A technical violation is one of those Orwellian terms used by the U.S. government to occlude the absurd morass of process and procedure that is the modern criminal justice system in this country. After an offender has served their sentence, they are often placed under probation, which is accompanied by scores of rules on everything from where the person can go to who they can see. If a person commits a technical violation, they often are sent back to prison — perhaps months or years for an action as simple as being minutes late to a parole hearing.
Technical violations are expensive for all of us. Earlier this year, New York’s capital newspaper the Times Union reported that “New York imprisons more people for technical parole violations than any other state, and at a rate almost three times higher than the national average” and “The re-incarceration of those individuals cost taxpayers at least $683 million…” based on a report by Columbia University and The Independent Commission on New York City Criminal Justice and Incarceration Reform.
It’s Orwellian, and also Kafkaesque. And it’s a disastrous waste of public resources. Yet, it’s also a problem that lends itself to potential solutions, and that’s where Uptrust wants to make a difference.
Uptrust is a service that connects people returning to society with their public defenders and court records, ensuring that they have the calendars, appointments, rules, and procedures they need to avoid technical violations — improving their re-entry into normal life while saving significant expenses for taxpayers.
The company announced today that it has raised $2 million in seed funding from a trio of lead investors: the Decarceration Fund, Luminate, and Stand Together Ventures Lab. That’s on top of a $1.3 million round we reported on last year.
The company, which came together in 2015 and launched its first product in 2016, was co-founded by Jacob Sills and Elijah Gwynn as they explored how to improve the criminal justice system. They looked at areas like bail bonds, but kept coming back to a fundamental issue: many people were stuck in the system because of missed appointments or other technical violations. “There are way too many people not exiting the system … and they are circling back through,” Sills said.
Uptrust works through text messaging or its own app. Often, it’s linked with a public defender, since a defense attorney is more likely to get through to their clients than other members of the criminal justice system.

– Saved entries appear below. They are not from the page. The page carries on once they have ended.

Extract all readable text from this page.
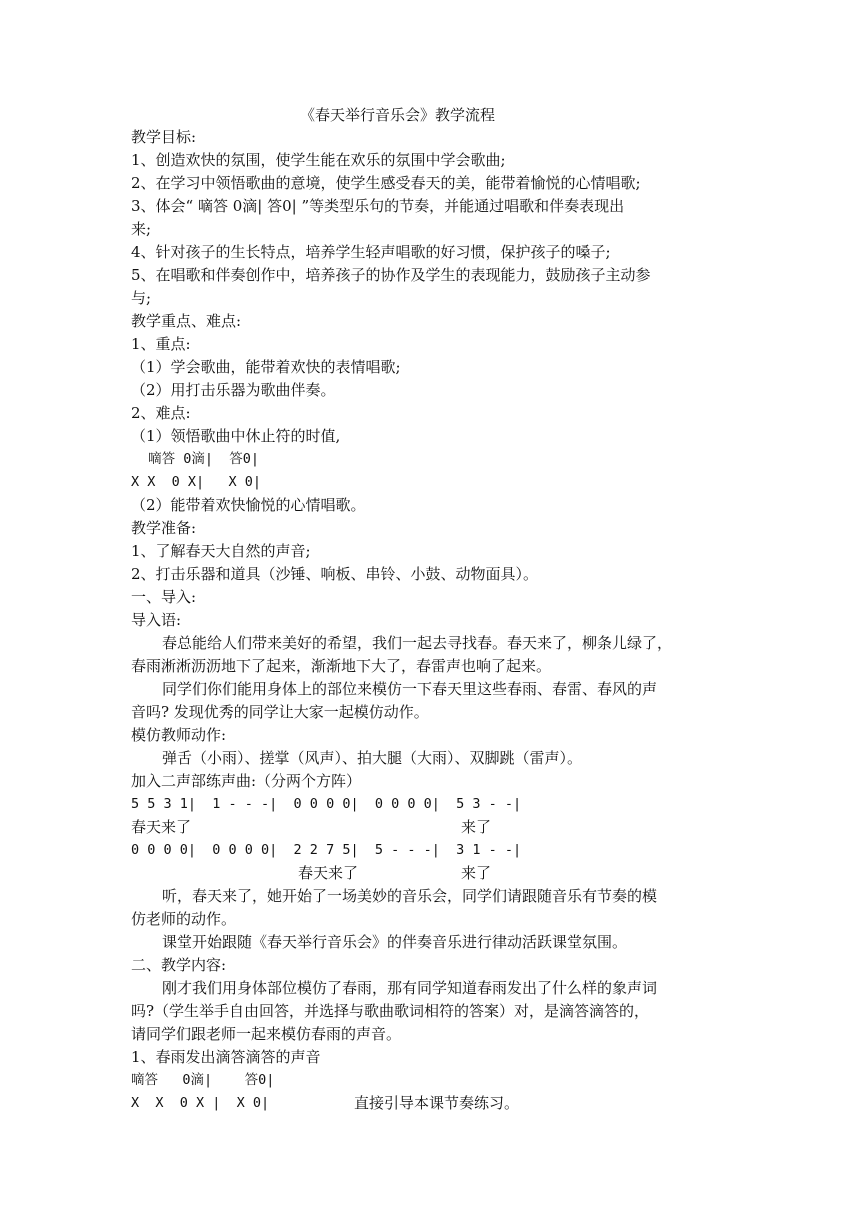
《春天举行音乐会》教学流程
教学目标:
1、创造欢快的氛围，使学生能在欢乐的氛围中学会歌曲;
2、在学习中领悟歌曲的意境，使学生感受春天的美，能带着愉悦的心情唱歌;
3、体会“ 嘀答 0滴| 答0| ”等类型乐句的节奏，并能通过唱歌和伴奏表现出
来;
4、针对孩子的生长特点，培养学生轻声唱歌的好习惯，保护孩子的嗓子;
5、在唱歌和伴奏创作中，培养孩子的协作及学生的表现能力，鼓励孩子主动参
与;
教学重点、难点:
1、重点:
（1）学会歌曲，能带着欢快的表情唱歌;
（2）用打击乐器为歌曲伴奏。
2、难点:
（1）领悟歌曲中休止符的时值,
嘀答 0滴|  答0|
X X  0 X|   X 0|
（2）能带着欢快愉悦的心情唱歌。
教学准备:
1、了解春天大自然的声音;
2、打击乐器和道具（沙锤、响板、串铃、小鼓、动物面具）。
一、导入:
导入语:
春总能给人们带来美好的希望，我们一起去寻找春。春天来了，柳条儿绿了，
春雨淅淅沥沥地下了起来，渐渐地下大了，春雷声也响了起来。
同学们你们能用身体上的部位来模仿一下春天里这些春雨、春雷、春风的声
音吗? 发现优秀的同学让大家一起模仿动作。
模仿教师动作:
弹舌（小雨）、搓掌（风声）、拍大腿（大雨）、双脚跳（雷声）。
加入二声部练声曲:（分两个方阵）
5 5 3 1|  1 - - -|  0 0 0 0|  0 0 0 0|  5 3 - -|

春天来了

	来了

0 0 0 0|  0 0 0 0|  2 2 7 5|  5 - - -|  3 1 - -|

春天来了

	来了

听，春天来了，她开始了一场美妙的音乐会，同学们请跟随音乐有节奏的模
仿老师的动作。
课堂开始跟随《春天举行音乐会》的伴奏音乐进行律动活跃课堂氛围。
二、教学内容:
刚才我们用身体部位模仿了春雨，那有同学知道春雨发出了什么样的象声词
吗?（学生举手自由回答，并选择与歌曲歌词相符的答案）对，是滴答滴答的，
请同学们跟老师一起来模仿春雨的声音。
1、春雨发出滴答滴答的声音
嘀答   0滴|    答0|

X  X  0 X |  X 0|

	直接引导本课节奏练习。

The company has been on a growth spree after years of trialing various iterations of its product, and it’s now located in 150 sites in 28 states, up from 30 sites just 18 months ago according to Sills. The state of Virginia, which currently uses the service in two sites, will expand it statewide by the end of this year or early next year.
Currently, the company charges a fee to governments to use the service, with the goal of limiting any financial costs to its end users who often lack the funds to pay. Longer term, however, the company sees a large opportunity in connecting its growing population of users to new services as they re-enter society. “More than half of them have challenges accessing health care,” Sills said, and he sees opportunities in areas as diverse as health care, finance and banking, and housing where the app could play a role in the future.
Yet, he acknowledged that this is still a “new market” that isn’t attractive to many traditional venture capital firms. So with this fundraise, Sills and his team decided to target funds that were deeply steeped in criminal justice issues who would understand both the problem being solved and how Uptrust could both succeed in its mission and also succeed as a business.
They also wanted what Sills described as “good diversity of thought.” Decarceration Fund invests in precisely what it says it does, and Luminate, which is part of the progressive-leaning Omidyar Network, is a philanthropy focused on civic engagement. Meanwhile, Stand Together Ventures Lab is funded by Stand Together which was founded by Charles Koch, who in addition to widely funding Republican and conservative causes, has in recent years also increasingly pursued criminal justice reform to minimize the government’s power over private citizens.
Chris Bentley, managing principal at Decarceration Fund, picked Uptrust as the firm’s first investment because he believed that the company understood precisely what this unique population needed. There’s a “very significant history of well-intended companies in this space causing unintended consequences,” he said. The fund is focused on investing in companies with clear guardrails and business models that are aligned with positive outcomes. “Half of our investment committee are founders themselves but are also returning citizens with real, lived experience with the system,” he said.
Uptrust has now grown to 15 people, centered in San Francisco and also scattered up and down the Eastern Seaboard. The “track record of for-profit companies is pretty bad, since most of them just build what the criminal legal system wants,” Sills said. “We are trying to prove that you can make money and do good and have real impact.”